Now, a few other suggestions for good grilling. These are my personal preferences, so take them as such.
Brush your meat with a little olive oil on both sides. Then season with kosher salt and black pepper. The oil help hold the seasoning on the meat and help distribute heat more evenly along the surface. Plus it tastes good.
Turn often. Some grilling folks say the opposite, they will say cook halfway on one side, flip over and cook on the other until done. I disagree, simply because of the “moving water” I mentioned before. I find much more effective cooking if I am flipping the steaks about once a minute – moving the juices back and forth through the steak.
Undercook your steak a little.

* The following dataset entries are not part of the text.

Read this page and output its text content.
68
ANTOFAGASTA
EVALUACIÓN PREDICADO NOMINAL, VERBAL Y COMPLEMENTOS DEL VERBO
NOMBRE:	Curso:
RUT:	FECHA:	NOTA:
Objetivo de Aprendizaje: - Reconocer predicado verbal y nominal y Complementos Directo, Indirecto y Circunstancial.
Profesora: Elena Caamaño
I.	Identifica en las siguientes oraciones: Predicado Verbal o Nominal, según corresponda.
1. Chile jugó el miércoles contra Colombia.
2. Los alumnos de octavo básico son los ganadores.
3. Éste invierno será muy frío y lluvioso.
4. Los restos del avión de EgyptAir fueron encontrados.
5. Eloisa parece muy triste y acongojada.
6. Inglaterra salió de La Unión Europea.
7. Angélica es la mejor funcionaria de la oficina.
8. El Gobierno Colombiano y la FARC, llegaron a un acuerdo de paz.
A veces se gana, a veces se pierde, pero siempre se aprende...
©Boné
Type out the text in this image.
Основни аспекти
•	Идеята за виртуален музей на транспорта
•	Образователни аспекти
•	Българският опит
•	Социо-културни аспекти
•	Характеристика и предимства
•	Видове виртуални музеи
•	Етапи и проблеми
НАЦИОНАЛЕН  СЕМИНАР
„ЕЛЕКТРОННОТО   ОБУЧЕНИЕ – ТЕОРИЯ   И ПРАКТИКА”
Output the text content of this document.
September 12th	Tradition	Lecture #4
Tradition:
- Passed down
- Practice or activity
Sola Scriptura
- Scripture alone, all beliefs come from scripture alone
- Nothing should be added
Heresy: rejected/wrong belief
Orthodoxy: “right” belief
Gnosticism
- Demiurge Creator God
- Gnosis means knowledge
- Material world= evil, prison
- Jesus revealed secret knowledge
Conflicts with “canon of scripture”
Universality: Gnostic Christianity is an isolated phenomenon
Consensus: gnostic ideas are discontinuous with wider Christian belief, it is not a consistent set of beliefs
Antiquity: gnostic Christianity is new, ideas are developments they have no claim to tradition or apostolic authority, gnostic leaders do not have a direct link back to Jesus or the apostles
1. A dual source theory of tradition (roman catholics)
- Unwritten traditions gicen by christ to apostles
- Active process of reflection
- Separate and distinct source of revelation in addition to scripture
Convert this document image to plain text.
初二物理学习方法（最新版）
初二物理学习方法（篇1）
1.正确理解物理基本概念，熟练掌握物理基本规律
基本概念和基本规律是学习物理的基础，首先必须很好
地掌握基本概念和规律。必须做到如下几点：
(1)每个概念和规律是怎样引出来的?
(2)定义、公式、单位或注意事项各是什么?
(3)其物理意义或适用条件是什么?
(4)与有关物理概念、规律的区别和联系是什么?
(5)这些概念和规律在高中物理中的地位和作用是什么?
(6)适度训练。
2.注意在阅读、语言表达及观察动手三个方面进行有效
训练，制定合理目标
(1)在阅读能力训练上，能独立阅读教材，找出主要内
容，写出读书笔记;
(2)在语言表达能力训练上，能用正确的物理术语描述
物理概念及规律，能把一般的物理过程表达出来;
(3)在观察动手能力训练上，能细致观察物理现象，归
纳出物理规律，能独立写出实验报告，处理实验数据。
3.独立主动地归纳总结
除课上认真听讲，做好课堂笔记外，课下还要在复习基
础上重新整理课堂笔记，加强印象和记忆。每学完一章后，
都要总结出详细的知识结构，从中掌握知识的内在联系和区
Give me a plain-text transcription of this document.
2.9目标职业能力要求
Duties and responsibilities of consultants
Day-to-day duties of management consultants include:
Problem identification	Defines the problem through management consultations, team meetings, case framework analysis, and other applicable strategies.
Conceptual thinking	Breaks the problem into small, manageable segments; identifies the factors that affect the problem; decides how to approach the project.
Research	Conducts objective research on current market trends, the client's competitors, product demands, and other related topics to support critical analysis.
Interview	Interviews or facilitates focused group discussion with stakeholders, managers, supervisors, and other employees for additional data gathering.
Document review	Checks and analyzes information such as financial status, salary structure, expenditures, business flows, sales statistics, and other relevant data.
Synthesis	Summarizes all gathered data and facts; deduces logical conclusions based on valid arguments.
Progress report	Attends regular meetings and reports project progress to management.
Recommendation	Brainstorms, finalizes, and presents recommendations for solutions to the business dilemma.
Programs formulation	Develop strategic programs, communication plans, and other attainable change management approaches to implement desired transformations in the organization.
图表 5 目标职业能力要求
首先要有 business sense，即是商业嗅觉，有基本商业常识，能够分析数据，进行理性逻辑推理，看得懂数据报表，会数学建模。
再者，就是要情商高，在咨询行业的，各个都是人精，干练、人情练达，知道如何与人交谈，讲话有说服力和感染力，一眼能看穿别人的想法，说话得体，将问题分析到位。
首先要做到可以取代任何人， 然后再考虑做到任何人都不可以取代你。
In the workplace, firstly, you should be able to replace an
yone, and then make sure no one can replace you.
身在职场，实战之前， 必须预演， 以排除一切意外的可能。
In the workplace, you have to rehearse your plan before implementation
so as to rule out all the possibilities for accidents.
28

Since you now know about resting, you should also know that the hot liquid moving back into the muscle tissue are still cooking the meat – even though you’ve taken it off the grill. Everything hot continues to cook even when you remove the heat source. This is called “carryover” cooking. If you want you steak medium when you eat it, you should take it off the grill when it’s medium rare. Rest for 5-7 minutes and when you cut into it, it will be a perfect medium with all juices intact.
If you marinade something, be sure it doesn’t have a lot of sugar in the marinade. Sugars burn very quickly at high grill temps, and more than likely you will get a burned flavor on the outside of the meat before it’s cooked. This is why you often hear NOT to brush BBQ sauce onto something until right before you take it off the grill. Black, burned sugary sauce is not very tasty, at least to me.